[ python-Bugs-1528074 ] difflib.SequenceMatcher.find_longest_match() wrong result

Mon Mar 19 02:51:45 CET 2007

Bugs item #1528074, was opened at 2006-07-24 19:59
Message generated for change (Comment added) made by jimjjewett
You can respond by visiting: 
https://sourceforge.net/tracker/?func=detail&atid=105470&aid=1528074&group_id=5470

Please note that this message will contain a full copy of the comment thread,
including the initial issue submission, for this request,
not just the latest update.
Category: Python Library
Group: None
Status: Open
Resolution: None
Priority: 5
Private: No
Submitted By: John Machin (sjmachin)
Assigned to: Tim Peters (tim_one)
Summary: difflib.SequenceMatcher.find_longest_match()  wrong result

Initial Comment:
A short example script is attached.
Two strings, each 500 bytes long. Longest match is the
first 32 bytes of each string. Result produced is a
10-byte match later in the string.

If one byte is chopped off the end of each string (len
now 499 each), the correct result is produced.

Other observations, none of which may be relevant:
1. Problem may be in the heuristic for "popular"
elements in the __chain_b method.

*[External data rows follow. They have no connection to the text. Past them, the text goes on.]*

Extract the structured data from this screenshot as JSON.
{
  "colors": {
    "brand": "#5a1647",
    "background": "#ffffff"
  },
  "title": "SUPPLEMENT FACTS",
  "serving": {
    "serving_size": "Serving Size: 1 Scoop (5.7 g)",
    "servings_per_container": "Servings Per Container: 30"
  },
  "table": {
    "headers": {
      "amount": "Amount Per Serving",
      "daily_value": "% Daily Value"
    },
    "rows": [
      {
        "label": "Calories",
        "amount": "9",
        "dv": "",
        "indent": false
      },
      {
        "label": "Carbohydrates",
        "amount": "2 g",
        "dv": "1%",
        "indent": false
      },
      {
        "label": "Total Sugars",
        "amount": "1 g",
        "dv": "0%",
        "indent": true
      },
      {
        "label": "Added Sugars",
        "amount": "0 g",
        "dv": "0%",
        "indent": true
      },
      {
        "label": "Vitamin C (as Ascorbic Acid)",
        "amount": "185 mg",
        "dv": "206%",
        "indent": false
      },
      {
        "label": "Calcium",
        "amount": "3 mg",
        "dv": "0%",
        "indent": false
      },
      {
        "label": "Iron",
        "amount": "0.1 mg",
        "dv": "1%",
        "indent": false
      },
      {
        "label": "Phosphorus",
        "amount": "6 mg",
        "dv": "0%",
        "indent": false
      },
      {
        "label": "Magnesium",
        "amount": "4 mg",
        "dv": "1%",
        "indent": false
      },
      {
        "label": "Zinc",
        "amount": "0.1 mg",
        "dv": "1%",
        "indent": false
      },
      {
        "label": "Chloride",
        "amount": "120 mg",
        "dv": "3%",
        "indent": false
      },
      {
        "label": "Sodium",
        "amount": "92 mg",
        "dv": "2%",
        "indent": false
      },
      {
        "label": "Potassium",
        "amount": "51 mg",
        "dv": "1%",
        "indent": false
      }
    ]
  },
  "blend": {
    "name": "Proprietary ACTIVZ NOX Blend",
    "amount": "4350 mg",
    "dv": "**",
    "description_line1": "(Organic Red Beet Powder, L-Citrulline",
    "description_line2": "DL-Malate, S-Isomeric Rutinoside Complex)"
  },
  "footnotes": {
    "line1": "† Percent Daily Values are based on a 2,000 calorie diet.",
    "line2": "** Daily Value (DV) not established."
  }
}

In this particular
example, the character '0' (which has frequency of 6 in
the "b" string) is not "popular" with a len of 500 but
is "popular" with a len of 499.
2. '0' is the last byte of the correct longest match.
3. The correct longest match is at the start of the
each of the strings.
4. Disabling the "popular" heuristic (like below)
appears to make the problem go away:

                if 0:
                # if n >= 200 and len(indices) * 100 > n:
                    populardict[elt] = 1
                    del indices[:]
                else:
                    indices.append(i)
5. The callable self.isbpopular is created but appears
to be unused.
6. The determination of "popular" doesn't accord with
the comments, which say 1%. However with len==500,
takes 6 to be popular.

----------------------------------------------------------------------

Comment By: Jim Jewett (jimjjewett)
Date: 2007-03-18 21:51

Message:
Logged In: YES 
user_id=764593
Originator: NO

I think the bug is documentation only.  

According to the comments (but not the docstring) find_longest_match
returns the longest _interesting_ match.  A single element appearing too
often is likely to cause spurious matches, and is therefore not
interesting.

I do agree that this should be noted more prominently, so people don't try
things like comparing text strings letter-by-letter (where 1% is far too
low a threshhold for a 26-character alphabest).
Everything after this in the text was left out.